Writing About Screen Media aims to fill that void, with contributions from 41 media scholars, including Associate Professor of Media and Society Leah R. Shafer, who contributed a chapter on The Short, Sweet Art of Blurb Writing. In her summary of the chapter, Shafer explains that "it provides an introduction to the blurb as a purposive text that allows writers to curate, creatively cite, and appropriate the story and style of novels, films, video games, and other screen media for potential new consumers." The book includes the work of another faculty member, Professor of Art and Architecture Nicholas Ruth, who created the print Better than Ever (2017) featured as the book's cover.
Patti wrote a lengthy introduction that provides a critical framework for the books chapters and covers general principles of writing about media. "These include, for example, the importance of taking screening notes whether you are watching a film or reading a Twitter thread," she says.
"One of the unusual aspects of the book," notes Patti, "is the audience for whom it is intended. It is pitched to two audiences simultaneously students who are learning to write about media for the first time and established scholars and critics who want to experiment with their writing."

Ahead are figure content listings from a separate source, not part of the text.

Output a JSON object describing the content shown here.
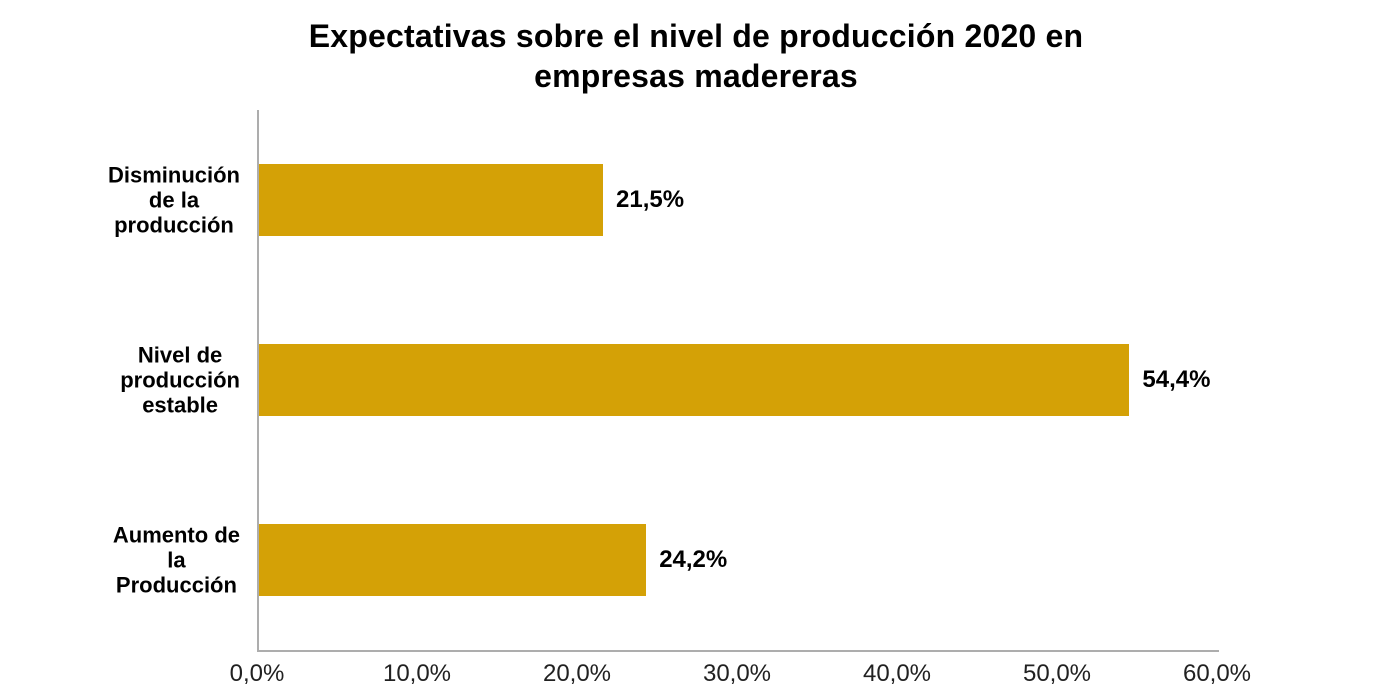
{
  "title": "Expectativas sobre el nivel de producción 2020 en\nempresas madereras",
  "chart_data": {
    "type": "bar",
    "orientation": "horizontal",
    "title": "Expectativas sobre el nivel de producción 2020 en empresas madereras",
    "categories": [
      "Disminución\nde la\nproducción",
      "Nivel de\nproducción\nestable",
      "Aumento de\nla\nProducción"
    ],
    "values": [
      21.5,
      54.4,
      24.2
    ],
    "value_labels": [
      "21,5%",
      "54,4%",
      "24,2%"
    ],
    "xlabel": "",
    "ylabel": "",
    "xlim": [
      0,
      60
    ],
    "x_ticks": [
      0,
      10,
      20,
      30,
      40,
      50,
      60
    ],
    "x_tick_labels": [
      "0,0%",
      "10,0%",
      "20,0%",
      "30,0%",
      "40,0%",
      "50,0%",
      "60,0%"
    ],
    "grid": false,
    "legend": false,
    "colors": {
      "bar": "#D4A106",
      "axis": "#ADADAD",
      "title_text": "#000000",
      "category_text": "#000000",
      "value_text": "#000000",
      "tick_text": "#212121",
      "background": "#FFFFFF"
    }
  }
}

Patti will use the book, which is available at The College Store and Amazon, as one of the texts for her Media and Society classes this semester. "I'm looking forward to introducing students to the ideas that the contributors present," she says. Patti also launched a companion website and blog for the book at https://www.writingaboutscreenmedia.net as a resource for students and teachers.
Patti, who joined the HWS community in 2011, earned her B.A., M.A. and Ph.D. from Cornell University. She is co-author (with Glyn Davis, Kay Dickinson and Amy Villarejo) of Film Studies: A Global Introduction (2015) and co-editor (with Tijana Mamula) of The Multilingual Screen: New Reflections on Cinema and Linguistic Difference (2016).